Brief History of Ho-Ho-Kus
in-depth history here
The history of Ho-Ho-Kus is over three hundred years old.
Originally, before the Dutch, English and Polish arrived,
the land was occupied by the Lenni Lenape Indians. We grew
from five families in 1712 to 4060 in the 2000 census. As
the population grew, so did the number of businesses. From a
modest business area that contained a general store, post
office and an overnight stage coach inn to today where there
are numerous stores housing a diversity of small businesses
and professional offices. The inn of long ago is now borough
owned and for many years has been leased as a restaurant.
The early residents were mainly farmers and were successful,
prosperous and building attractive homes.
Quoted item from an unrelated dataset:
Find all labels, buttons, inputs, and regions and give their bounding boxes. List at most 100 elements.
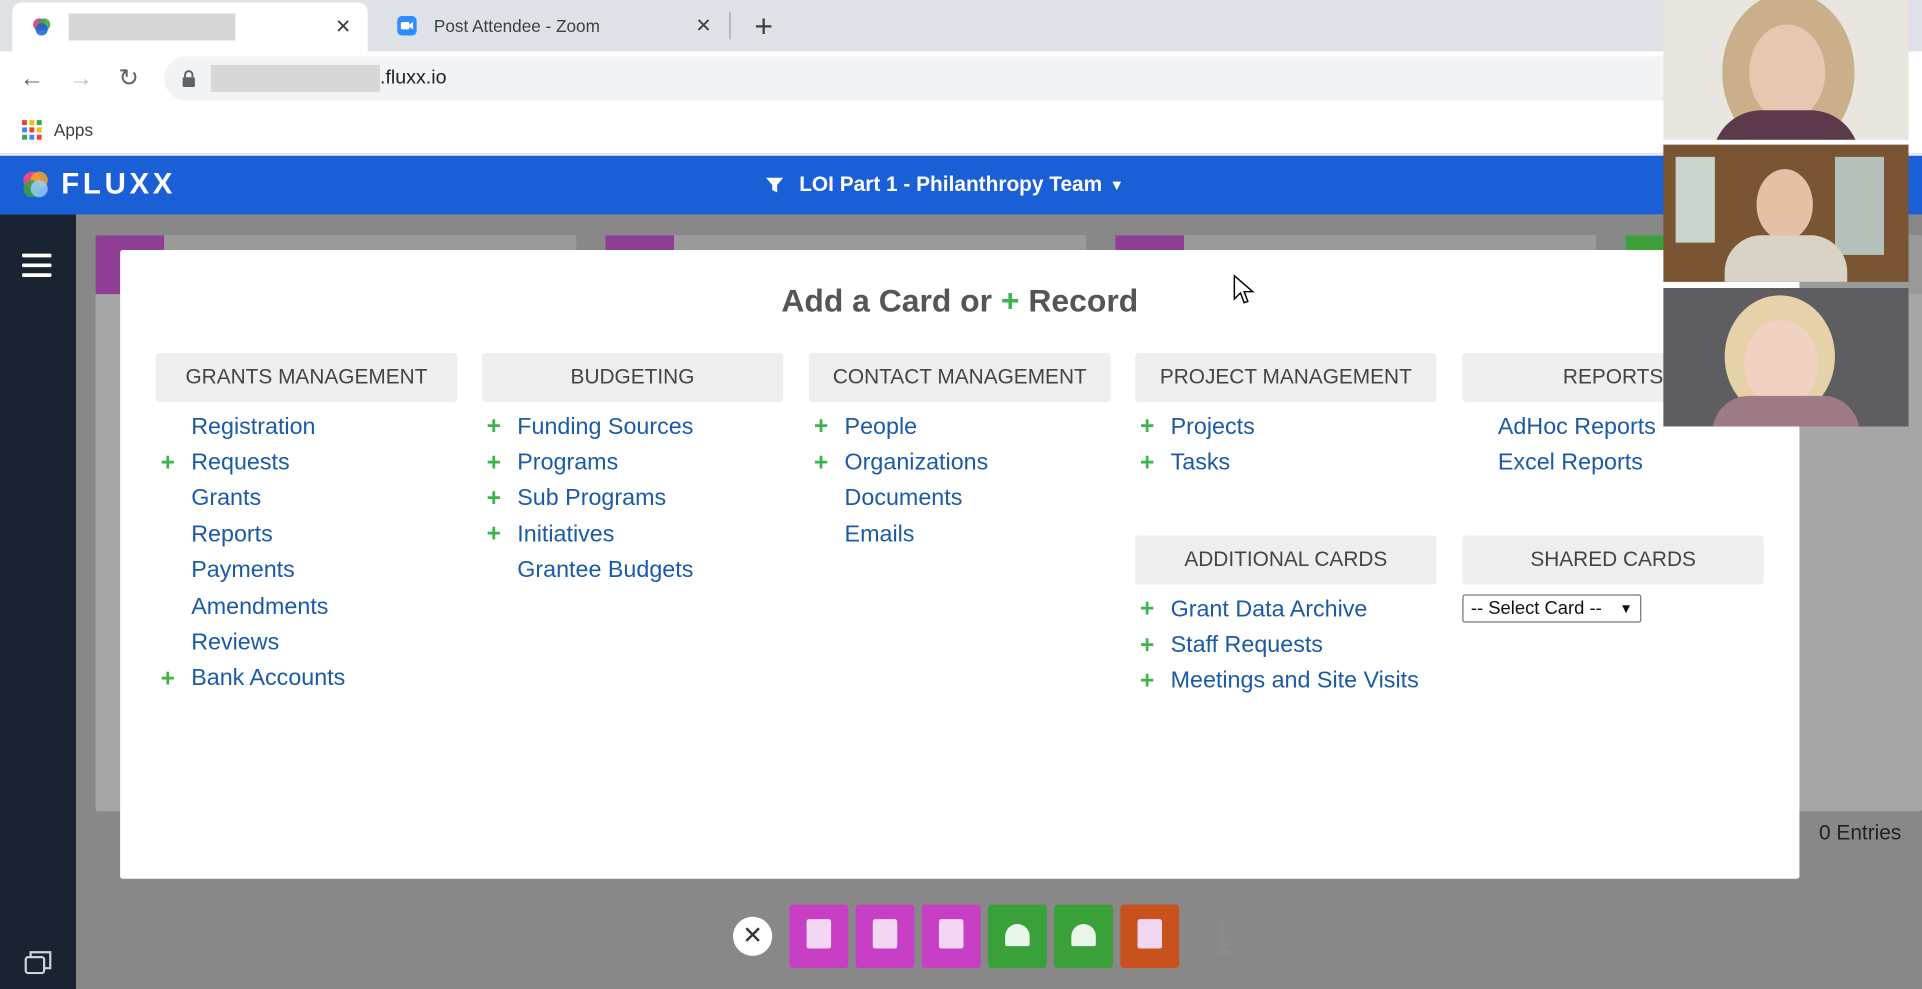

In addition to
farming, industry became prevalent with the introduction of
the grist, wool and cotton mills. These mills flourished due
to then swiftly running waters of the Ho-Ho-Kus Brook and
the Saddle River. With the advancement of technology, so
went the mills. Although the mills are no longer many of the
buildings are now occupied and the site is an industrial
Two wars temporarily changed much of the life style as the
Revolutionary War and the Civil War, would at times, pit
neighbor against neighbor. In the recovery period after the
wars, roads were developed and the Erie Railroad came in
1878. This improvement brought new settlers called summer
residents from New York City to enjoy the luxury of a
suburban community with the swimming and boating amenities
provided on Sylvan Lake. The Sylvan Lake dam broke in 1892
and with that went the summer trade. But, another resident
came to town - called the commuter.
Ho-Ho-Kus grew, new homes were built and developments
established. N.J. State Highway 17 was widened and the
building of the Garden State Parkway brought new families to
the area. Understandably, the school population grew and
several additions have had to be added to the building.
Today, the pre-k to grade 8 school has a population of
approximately 600. The three churches, Catholic, Protestant
and Episcopal, have long been established.
Throughout the years, history tells us about the Race Track,
the floods of 1903, 1945, 1977, two hurricanes, newly
established Memorial Park, the gazebo and a new borough
hall. As the town flourished, so did the number of
volunteers. Elected officials, recreational participants,
scouting advisers, service clubs members and emergency
medical personnel all serve without compensation or
benefits. Employees are of the highest quality, well trained
and share a pride of being a part of the town.
In the real estate market homes in Ho-Ho-Kus usually are at
a premium. The borough is fiscally sound enjoying the
highest possible rating for a community of our size.
Families continue to move here because they like what they
find here. Many tend to stay even after children have left
the nest. Ho-Ho-Kus continues to provide the qualities of
family life and community pride and involvement that were
first brought here by the Dutch, English and Polish. There
is no doubt that Ho-Ho-Kus is deep-rooted in the annals of
history - the past and the yesteryears.